Kazılar sonucunda her şeyden önce görülmüştür ki, bütün tesisatı içine alan çukur, sanıldığından çok daha muazzamdır : Beş yerinde sondaj yapılmıştır. En büyük derinlik 2 metreye kadar iniyor; genişlik yukarı kenarda aşağı yukarı 6 metre, tabanda 1,20-1,70 metredir. Bütün kesimlerde ikişer ağaç putrel bulunmuştur; bunlar cidarlar boyunca yatay olarak tabana konmuştur. Belli ki bunlar, çukurun yan cidarlarını tutmak içindi. Doğu tarafında, girişte, çukur devam etmektedir. Çukurun her iki ucundaki köşelerde ikişer ağaç putrel dikey olarak yere çakılmıştır.
Bu çukurun bütün uzunluğu boyunca, iç tarafında basılmış (sıkıştırılmış) topraktan bir duvar vardır; kiremitle örtülü olan bu duvar beyaz sıvalandıktan sonra kırmızıya boyanmıştır. Doğuya yönelen ön tarafı boyunca, çukurun kenarında başka bir sıra “Balbal” bulunmaktadır. Bu taşlardan birinin duvarın kuzey köşesinde ve kuzey tarafında bulunmuş olması, bir de, bazı Balbal’ların Bilge- Kagan’ın kuzeyde bulunan benzer anıtında da bulunması, bu Balbal’ların belki duvarı tamamen çevrelediği sonucuna vardırmaktadır.
Çukurun doğu tarafındaki ucunun önünde bir kaldırım başlamaktadır; kaldırım aşağı yukarı 33,5 santimetre genişliğinde dört köşe, pişmiş topraktan döşeme taşlariyle döşenmiştir. Duvarın çevrelediği 67,25 X 28,25 metre boyutundaki alan da aynı şekilde döşenmiştir. Bazı yerlerde döşeme in situ olduğu gibi kalmış, yahut da döşemenin altına konmuş olan çamurun üzerinde negatif baskıları muhafaza olmuştur. Doğu duvarında 2,90 metre genişliğinde bir kapı açılmıştır; kapının üzerinde bir türlü revak bulunmuş olması olasıdır. Bu giriş kapısının her iki tarafına birer koçu tasvir eden mermerden iki heykel konmuş, bunların başları birbirine bakmaktadır. Girişin hemen arkasında, döşemenin seviyesi düşmekte ve yağmur suyunu toplantıya yarıyan bir çukur teşkil etmektedir; bu çukurun kenarından güney tarafına doğru döşemenin altında pişmiş topraktan bir boru, büyük çukurun güney ucuna gitmektedir.
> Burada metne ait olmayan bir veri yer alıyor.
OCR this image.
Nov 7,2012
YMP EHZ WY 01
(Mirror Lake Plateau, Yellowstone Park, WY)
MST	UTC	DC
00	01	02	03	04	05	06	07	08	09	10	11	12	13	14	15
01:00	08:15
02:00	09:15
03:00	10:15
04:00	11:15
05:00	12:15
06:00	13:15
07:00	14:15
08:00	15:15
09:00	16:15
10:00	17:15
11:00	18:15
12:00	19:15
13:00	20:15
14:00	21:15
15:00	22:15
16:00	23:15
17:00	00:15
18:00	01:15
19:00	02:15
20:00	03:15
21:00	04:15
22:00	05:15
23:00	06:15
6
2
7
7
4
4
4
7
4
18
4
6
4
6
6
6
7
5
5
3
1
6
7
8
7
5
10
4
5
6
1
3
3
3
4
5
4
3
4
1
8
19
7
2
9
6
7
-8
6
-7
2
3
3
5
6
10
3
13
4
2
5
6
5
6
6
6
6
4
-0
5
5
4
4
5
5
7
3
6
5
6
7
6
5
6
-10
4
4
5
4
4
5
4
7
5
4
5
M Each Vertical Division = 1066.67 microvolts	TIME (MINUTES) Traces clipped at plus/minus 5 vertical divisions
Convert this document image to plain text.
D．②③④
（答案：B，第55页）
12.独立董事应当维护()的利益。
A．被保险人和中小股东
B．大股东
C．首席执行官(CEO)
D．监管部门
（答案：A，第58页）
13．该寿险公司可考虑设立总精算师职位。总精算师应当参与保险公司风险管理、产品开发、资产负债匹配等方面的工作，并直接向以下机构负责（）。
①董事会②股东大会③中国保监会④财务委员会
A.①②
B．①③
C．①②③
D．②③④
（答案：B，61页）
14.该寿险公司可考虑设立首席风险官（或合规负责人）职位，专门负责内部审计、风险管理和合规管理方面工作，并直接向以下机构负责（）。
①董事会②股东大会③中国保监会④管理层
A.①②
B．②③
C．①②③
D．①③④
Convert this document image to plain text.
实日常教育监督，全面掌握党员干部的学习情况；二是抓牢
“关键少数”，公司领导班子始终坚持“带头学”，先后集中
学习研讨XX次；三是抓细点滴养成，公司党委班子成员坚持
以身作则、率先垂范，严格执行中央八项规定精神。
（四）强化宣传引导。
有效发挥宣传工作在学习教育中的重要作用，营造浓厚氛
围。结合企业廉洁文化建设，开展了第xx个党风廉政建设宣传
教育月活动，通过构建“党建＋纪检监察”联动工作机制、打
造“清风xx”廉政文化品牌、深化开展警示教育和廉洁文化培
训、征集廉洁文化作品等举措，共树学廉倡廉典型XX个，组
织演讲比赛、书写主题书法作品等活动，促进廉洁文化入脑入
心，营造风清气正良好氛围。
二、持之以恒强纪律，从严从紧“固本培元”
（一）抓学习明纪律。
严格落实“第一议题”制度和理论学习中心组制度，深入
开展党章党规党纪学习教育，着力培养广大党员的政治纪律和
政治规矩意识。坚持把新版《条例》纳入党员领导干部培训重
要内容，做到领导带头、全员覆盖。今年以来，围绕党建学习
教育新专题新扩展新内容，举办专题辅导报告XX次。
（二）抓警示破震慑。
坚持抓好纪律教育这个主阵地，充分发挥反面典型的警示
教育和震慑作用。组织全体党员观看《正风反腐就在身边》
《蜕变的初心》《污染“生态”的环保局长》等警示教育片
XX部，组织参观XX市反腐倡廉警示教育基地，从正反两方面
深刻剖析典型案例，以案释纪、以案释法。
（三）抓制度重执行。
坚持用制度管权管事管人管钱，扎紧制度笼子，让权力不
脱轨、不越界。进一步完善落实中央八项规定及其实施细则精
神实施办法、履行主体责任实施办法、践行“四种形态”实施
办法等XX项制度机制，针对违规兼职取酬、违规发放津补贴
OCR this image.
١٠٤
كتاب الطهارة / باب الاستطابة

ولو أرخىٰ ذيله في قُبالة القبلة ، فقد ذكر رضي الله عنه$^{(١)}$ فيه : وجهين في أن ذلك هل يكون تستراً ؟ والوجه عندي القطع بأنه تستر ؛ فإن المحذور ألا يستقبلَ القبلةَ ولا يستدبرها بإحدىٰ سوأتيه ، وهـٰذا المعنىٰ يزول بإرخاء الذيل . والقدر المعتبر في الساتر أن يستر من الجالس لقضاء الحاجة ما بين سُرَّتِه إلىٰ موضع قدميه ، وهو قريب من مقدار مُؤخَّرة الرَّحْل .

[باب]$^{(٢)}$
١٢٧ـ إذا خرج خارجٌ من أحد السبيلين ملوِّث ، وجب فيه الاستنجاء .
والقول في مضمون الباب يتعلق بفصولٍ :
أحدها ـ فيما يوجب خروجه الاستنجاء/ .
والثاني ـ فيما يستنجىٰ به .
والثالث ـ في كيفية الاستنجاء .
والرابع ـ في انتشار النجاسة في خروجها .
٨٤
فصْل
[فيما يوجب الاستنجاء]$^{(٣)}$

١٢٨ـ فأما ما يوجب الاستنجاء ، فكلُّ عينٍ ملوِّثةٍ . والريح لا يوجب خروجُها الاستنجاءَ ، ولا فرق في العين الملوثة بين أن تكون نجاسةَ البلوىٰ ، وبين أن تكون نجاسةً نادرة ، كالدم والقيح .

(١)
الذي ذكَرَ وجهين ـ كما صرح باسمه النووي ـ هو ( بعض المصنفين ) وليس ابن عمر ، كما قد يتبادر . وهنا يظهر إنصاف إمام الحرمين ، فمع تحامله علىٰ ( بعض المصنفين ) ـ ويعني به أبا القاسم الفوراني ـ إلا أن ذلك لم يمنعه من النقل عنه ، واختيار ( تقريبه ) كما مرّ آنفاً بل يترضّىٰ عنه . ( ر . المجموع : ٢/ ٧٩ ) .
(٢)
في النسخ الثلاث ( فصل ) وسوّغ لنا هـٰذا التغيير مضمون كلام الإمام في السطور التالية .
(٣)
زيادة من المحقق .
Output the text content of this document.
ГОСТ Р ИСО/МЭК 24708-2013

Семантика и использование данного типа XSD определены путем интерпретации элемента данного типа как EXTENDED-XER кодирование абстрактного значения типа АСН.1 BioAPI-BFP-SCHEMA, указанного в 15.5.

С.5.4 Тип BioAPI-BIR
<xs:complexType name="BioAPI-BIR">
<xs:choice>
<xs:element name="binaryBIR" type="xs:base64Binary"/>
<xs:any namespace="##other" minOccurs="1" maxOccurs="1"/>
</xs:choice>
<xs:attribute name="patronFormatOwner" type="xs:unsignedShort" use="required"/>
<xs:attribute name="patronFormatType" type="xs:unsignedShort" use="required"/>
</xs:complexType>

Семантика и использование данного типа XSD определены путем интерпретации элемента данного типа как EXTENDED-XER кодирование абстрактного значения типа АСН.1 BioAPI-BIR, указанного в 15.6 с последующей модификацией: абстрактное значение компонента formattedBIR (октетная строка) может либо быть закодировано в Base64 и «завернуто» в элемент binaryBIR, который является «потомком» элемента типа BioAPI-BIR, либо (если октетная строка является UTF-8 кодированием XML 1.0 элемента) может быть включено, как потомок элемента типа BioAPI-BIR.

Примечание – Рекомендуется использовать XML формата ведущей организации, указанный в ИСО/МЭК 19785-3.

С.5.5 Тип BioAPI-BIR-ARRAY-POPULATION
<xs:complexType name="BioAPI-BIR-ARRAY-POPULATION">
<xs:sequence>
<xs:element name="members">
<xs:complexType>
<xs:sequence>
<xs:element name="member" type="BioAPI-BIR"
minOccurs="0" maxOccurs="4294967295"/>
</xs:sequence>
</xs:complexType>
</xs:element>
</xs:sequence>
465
Bu su çukurunun sadece pratik amaçlara hizmet edip etmediği sorulmıya değer. Bunun belirli dinsel tasarılarla ilgili olması-tıpkı bazı Çin saray ve kült binalarında bu gibi çukurun kötü ruhların bina içine girmesini engellemesi gibi- daha olasıdır. Çukur, sadece yağmur suyunu toplamak için açılmış olsaydı, girişe, yolu kapayacak kadar, bu derece yakın açılmazdı. Buranın özel amaca hizmet etmesi lehine bir nokta da, su akıntı borusunun, çukurun dibine değil de üst kenarına konmuş olması, böylece yağmur suyunun mümkün olduğu kadar uzun bir zaman kalmasının istenmesidir. Bu çukurun üstünde bir geçit bulunup bulunmadığı, ne yazık ki, tespit edilememektedir.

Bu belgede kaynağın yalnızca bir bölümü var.